Pensilvanya’nın “Hizmete zarar gelmesin diye gerektiğinde intiharı bile düşünebilirsiniz” fetvasına kaç kişi uyar bilmiyorum ama bedeli daha hafif olan ruhsatlara (mesela “yalan ruhsatına”) çok sayıda “müşteri” çıkacağını şimdiden söyleyebilirim.
Motto şu: “Hizmet için yalan söyleyebilirsiniz. Günaha girmezsiniz.”
Hizmet lafın gelişi elbette... Düpedüz “terör örgütü...” İsmi de FETÖ.
Hayır, FETÖ diye bir şey yokmuş. Bu, “hizmet”i karalamak isteyen Erdoğan’ın bir uydurmasıymış.
Haşhaşiler böyle diyor.
Hâlâ (ve utanmadan) hiçbir şey olmamış gibi “hizmet” lafını dolaşımda tutuyorlar ve bir de “Gönül erlerine iftira atıyorsunuz” diyerek üste çıkmaya çalışıyorlar.
Biri çok bozulmuş mesela...
Şu an Amerika’da firari bulunuyor...
Dönemin hava kuvveleri mensuplarından Bilgin Balanlı’ya iftira atan ve tutuklanmasını sağlayan kişi...

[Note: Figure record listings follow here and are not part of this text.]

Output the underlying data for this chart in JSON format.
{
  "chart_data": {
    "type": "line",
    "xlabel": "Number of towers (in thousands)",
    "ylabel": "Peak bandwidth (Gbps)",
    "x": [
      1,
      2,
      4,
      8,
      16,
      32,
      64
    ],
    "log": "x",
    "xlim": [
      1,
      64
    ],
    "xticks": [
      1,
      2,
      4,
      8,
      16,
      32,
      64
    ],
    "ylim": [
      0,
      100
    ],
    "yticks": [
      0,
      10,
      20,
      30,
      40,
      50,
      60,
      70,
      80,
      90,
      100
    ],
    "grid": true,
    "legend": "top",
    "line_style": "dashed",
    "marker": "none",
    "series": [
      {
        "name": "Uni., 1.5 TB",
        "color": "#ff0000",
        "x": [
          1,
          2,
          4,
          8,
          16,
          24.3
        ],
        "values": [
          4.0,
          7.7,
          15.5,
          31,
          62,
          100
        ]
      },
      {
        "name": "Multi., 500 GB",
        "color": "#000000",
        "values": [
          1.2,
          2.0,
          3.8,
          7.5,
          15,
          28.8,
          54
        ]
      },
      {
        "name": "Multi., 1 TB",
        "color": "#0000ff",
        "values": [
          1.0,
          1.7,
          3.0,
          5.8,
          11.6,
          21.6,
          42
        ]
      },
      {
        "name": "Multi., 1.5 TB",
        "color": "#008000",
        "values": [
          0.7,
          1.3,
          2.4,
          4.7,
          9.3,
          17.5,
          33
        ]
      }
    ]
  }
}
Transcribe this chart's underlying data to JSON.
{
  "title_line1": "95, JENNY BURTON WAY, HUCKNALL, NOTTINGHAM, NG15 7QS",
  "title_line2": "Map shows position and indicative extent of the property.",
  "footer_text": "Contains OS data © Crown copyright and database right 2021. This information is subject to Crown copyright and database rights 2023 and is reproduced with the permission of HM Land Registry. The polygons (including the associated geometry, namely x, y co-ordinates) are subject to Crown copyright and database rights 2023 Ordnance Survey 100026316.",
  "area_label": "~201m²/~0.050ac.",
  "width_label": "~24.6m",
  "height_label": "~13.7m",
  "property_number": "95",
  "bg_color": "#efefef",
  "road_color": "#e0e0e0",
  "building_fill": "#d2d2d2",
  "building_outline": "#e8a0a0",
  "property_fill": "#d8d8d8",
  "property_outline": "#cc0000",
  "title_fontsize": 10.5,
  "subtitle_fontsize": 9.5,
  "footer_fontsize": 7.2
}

Diyor ki, “Falanca gazeteciye hakkımı helal etmeyeceğim. 15 Temmuz’u hizmete yamamaya çalışıyor.”
Kime yamayacaktık?
15 Temmuz girişimi, “hizmet” dediğiniz ve biricik mesaisi iftira atmak, masum insanlara kumpas kurmak, yatak odalarına kamera sokmak, haraç toplamak olan vahşi örgütünüzün (ve eli kanlı gönül erlerinizin) eseri değilse, kimin eseriydi?